Like others I spoke to, Asad’s 23 year old friend Ibrar’s journey through Iran did not go quite so smoothly. Whilst crossing the Iranian mountains his group was attacked by armed bandits who held them hostage in a cave for several weeks, regularly beating them. He was forced to call family in Pakistan and ask for ransom money to be sent over. However, Ibrar told me that his family in Pakistan had little financial means, so his captors put a sharpened stick through his left eye as a warning sign that worse was to come if they did not find a way. His elder brother managed to wire over US$100, which resulted in Ibrar’s release, but he has permanently lost his vision in one eye.

Ibrar (photo credit Tom Sabbadini)
Ibrar (photo credit Tom Sabbadini)

Eventually both Asad and Ibrar reached Istanbul where they found employment in a construction company, which is where they first met.

Along with several other young Pakistani men, they worked there for the following three months, 12 hours a day, seven days a week with no holiday.
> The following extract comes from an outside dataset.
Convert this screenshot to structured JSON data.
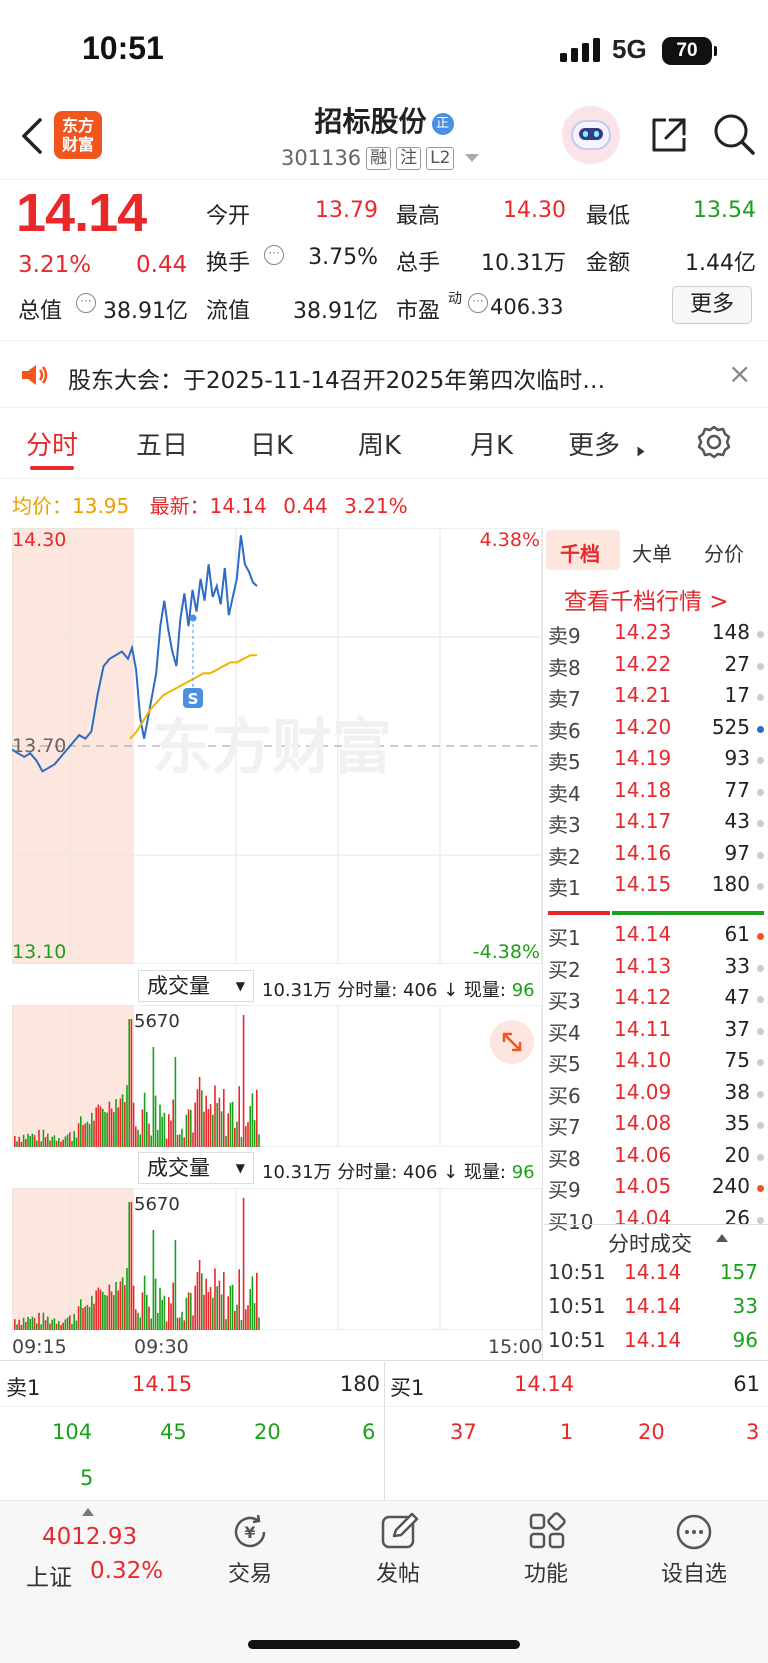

They each spent 120 Turkish Lira (£25) per month on rent to sleep on the floor of a flat with 10 other men. At the end of the three months they were paid just 1000 Turkish Lira (£210) in total, which was less than a quarter of what they had been promised. It didn’t even cover their expenses.

Asad says it became clear there was no future for any of them in Turkey and so they decided once again to take their lives into their own hands and attempt the journey to Greece. They pooled together their savings and bought a small dingy with an engine. None of them had ever steered a boat before or knew how to swim. The shopkeeper where they bought it gave them a 5-minute lesson and it was decided that Asad would steer it as he had driven tractors in Pakistan.

Asad told me they had been assured the journey to Kos was only one to two hours, but not long into the crossing the sea became extremely rough and threatened to capsize their boat. They had a number for the Greek coastal guards, which they frantically tried to call from their mobiles, but it was out of service. They were wearing life jackets but Ibrar told me they genuinely believed they would die. They prayed and many of them openly wept. But Asad kept a steady hand and three hours later they reached solid ground on Kos.

Since their arrival they have been sleeping on the beach and sharing two tents between 15. They have been relying on handouts of food from tourists, who they say have treated them kindly. Their plan was to travel up to Athens and then onto Hungary (the border was still open at this point). Asad told me he hopes to eventually make it to Italy where he has a friend and would take any work possible. Ibrar dreams of coming to England as he hears it is a beautiful and welcoming country. He hopes to find employment as a barber.